Быстро не получалось. Идти было трудно – шлепанцы все время увязали в песке. Надя сняла их и оставила под кустом. Вот кладбище, лагерь, только детей в нем нет, везде замки висят. На улице, вдалеке на скамейке у забора, бабки сидят и смотрят в ее сторону, собаки бегают, хвостами машут. Жарко. Проходя мимо лагеря, она почувствовала запах речной воды, повертела головой, но речку за густым кустарником и одноэтажными корпусами не увидела. Дом деда сразу за лагерем. Из белого кирпича. Приближаясь осторожно, как кошка, она смотрела на окна за невысоким забором. На одном, крайнем справа, не было гардины. Значит, в той комнате голо и неуютно. Прижимая руку к колотящемуся сердцу, она подошла к калитке выше ее роста и постучала.
– Кто? – спросил неприветливый женский голос.
– Надя. – Она отошла от калитки. Может, убежать?
Бежать было поздно – калитка отворилась, и Надя увидела высоченную женщину необъятных размеров.
– Ну? – спросила та.
– Я Надя, пришла к дедушке Саше и бабушке Антосе.
Женщина повернулась к дому и крикнула:
– Мама, к вам Надька Иркина пришла.
А Надьке уже очень хотелось назад, к Валерке. Стоит она, с ноги на ногу переминается, головой вертит по сторонам – не из любопытства, а от растерянности. Заглядывает во двор и вдруг вспоминает, как приходила сюда с мамой. Это было давно. Мама сказала, что они пойдут к дедушке и бабушке, и Надя оделась в самое красивое, а мама рассердилась и напялила на нее самое старое и короткое.
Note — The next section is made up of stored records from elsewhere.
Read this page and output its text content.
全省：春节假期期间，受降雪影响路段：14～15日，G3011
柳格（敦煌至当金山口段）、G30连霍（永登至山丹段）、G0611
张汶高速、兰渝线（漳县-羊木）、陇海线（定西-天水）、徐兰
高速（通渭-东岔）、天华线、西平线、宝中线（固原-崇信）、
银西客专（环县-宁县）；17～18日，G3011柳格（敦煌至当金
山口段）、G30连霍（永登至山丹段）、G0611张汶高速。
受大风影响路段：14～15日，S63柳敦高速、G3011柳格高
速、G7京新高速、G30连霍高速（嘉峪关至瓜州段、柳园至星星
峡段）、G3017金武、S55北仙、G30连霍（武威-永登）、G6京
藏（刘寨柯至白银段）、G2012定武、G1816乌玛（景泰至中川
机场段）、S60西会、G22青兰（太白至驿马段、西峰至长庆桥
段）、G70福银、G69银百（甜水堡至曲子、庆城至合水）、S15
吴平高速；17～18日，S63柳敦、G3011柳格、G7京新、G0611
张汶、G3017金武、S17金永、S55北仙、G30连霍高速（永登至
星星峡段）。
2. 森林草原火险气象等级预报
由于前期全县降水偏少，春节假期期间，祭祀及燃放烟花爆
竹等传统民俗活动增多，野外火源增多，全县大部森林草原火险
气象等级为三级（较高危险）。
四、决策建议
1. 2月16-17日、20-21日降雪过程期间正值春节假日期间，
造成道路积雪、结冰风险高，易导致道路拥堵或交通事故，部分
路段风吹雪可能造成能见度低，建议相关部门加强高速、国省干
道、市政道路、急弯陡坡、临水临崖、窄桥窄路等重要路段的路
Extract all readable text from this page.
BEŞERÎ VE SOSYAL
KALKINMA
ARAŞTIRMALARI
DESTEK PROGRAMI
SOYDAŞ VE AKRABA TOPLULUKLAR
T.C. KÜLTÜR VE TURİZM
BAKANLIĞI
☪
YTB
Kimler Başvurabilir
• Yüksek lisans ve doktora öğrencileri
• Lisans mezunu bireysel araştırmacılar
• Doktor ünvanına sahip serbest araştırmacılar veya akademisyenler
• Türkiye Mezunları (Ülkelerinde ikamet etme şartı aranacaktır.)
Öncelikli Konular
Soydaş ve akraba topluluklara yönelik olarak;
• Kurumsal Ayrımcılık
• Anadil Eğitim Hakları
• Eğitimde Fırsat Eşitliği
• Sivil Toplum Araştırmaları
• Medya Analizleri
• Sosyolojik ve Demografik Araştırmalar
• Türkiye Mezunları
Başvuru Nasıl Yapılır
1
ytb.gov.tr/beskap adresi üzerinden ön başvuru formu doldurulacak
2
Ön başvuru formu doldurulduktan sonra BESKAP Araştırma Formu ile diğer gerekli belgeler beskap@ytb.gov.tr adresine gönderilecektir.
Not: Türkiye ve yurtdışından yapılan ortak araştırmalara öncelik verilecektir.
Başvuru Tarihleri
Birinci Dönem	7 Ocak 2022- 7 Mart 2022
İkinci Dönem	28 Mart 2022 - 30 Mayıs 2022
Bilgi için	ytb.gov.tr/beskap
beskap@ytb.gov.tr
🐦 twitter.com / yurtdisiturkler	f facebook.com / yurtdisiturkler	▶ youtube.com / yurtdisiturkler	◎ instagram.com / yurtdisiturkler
Надя расплакалась – она в таком виде идти не хотела, а мама ее ударила и сама надела резиновые сапоги, потертое стеганое пальто, из которого во все стороны торчали нитки, – в нем мама была похожа на огромную лохматую гусеницу. Платки она не носила, но тут какой-то жуткий платок надела и под подбородком узлом завязала. Тихий ужас. Они шли пешком два часа в кромешной тьме через лес, шли очень долго. Дедушка и бабушка очень удивились, а потом мама с бабушкой сильно ругались и мама кричала, что отец все деньги пропивает…
– Мама, слышите, Надька пришла! – Лицо женщины краснеет от натуги, в этот момент открывается дверь и на большое крыльцо высыпают четверо детей и двое мужчин. Останавливаются и молча смотрят на Надю.
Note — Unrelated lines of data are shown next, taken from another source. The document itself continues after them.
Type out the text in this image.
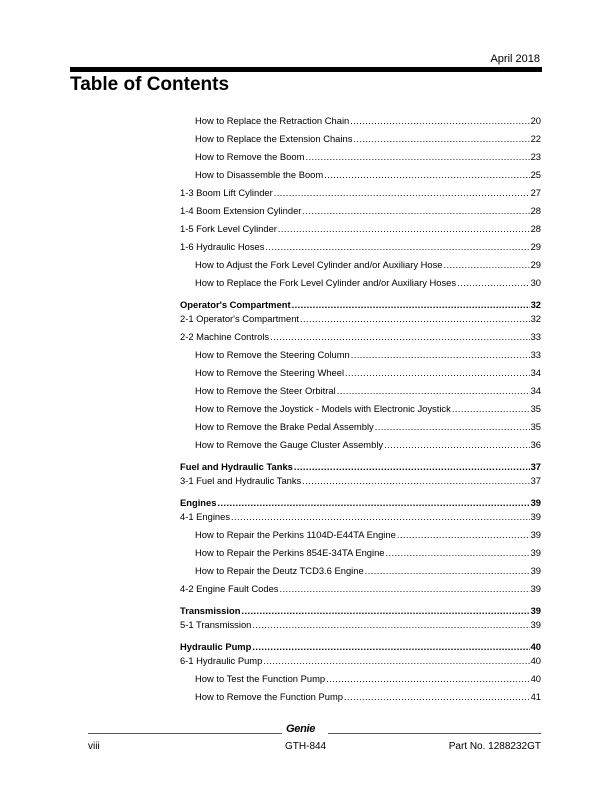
April 2018
Table of Contents
How to Replace the Retraction Chain .....	20
How to Replace the Extension Chains .....	22
How to Remove the Boom .....	23
How to Disassemble the Boom .....	25
1-3 Boom Lift Cylinder .....	27
1-4 Boom Extension Cylinder .....	28
1-5 Fork Level Cylinder .....	28
1-6 Hydraulic Hoses .....	29
How to Adjust the Fork Level Cylinder and/or Auxiliary Hose .....	29
How to Replace the Fork Level Cylinder and/or Auxiliary Hoses .....	30
Operator's Compartment .....	32
2-1 Operator's Compartment .....	32
2-2 Machine Controls .....	33
How to Remove the Steering Column .....	33
How to Remove the Steering Wheel .....	34
How to Remove the Steer Orbitral .....	34
How to Remove the Joystick - Models with Electronic Joystick .....	35
How to Remove the Brake Pedal Assembly .....	35
How to Remove the Gauge Cluster Assembly .....	36
Fuel and Hydraulic Tanks .....	37
3-1 Fuel and Hydraulic Tanks .....	37
Engines .....	39
4-1 Engines .....	39
How to Repair the Perkins 1104D-E44TA Engine .....	39
How to Repair the Perkins 854E-34TA Engine .....	39
How to Repair the Deutz TCD3.6 Engine .....	39
4-2 Engine Fault Codes .....	39
Transmission .....	39
5-1 Transmission .....	39
Hydraulic Pump .....	40
6-1 Hydraulic Pump .....	40
How to Test the Function Pump .....	40
How to Remove the Function Pump .....	41
Genie
viii	GTH-844	Part No. 1288232GT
Надя шарит глазами по лицам – вдруг среди них папа, – а сама стоит навытяжку, будто урок у доски отвечает.
Лица ничего не выражают. Из-за дома выходит женщина, похожая на необъятную лицом и фигурой, а с ней еще двое совсем маленьких детей.
– Ну, тебе чего? – слышит Надя скрипучий голос, и в дверном проеме появляется старуха с жестким неподвижным лицом, будто вырезанным из камня.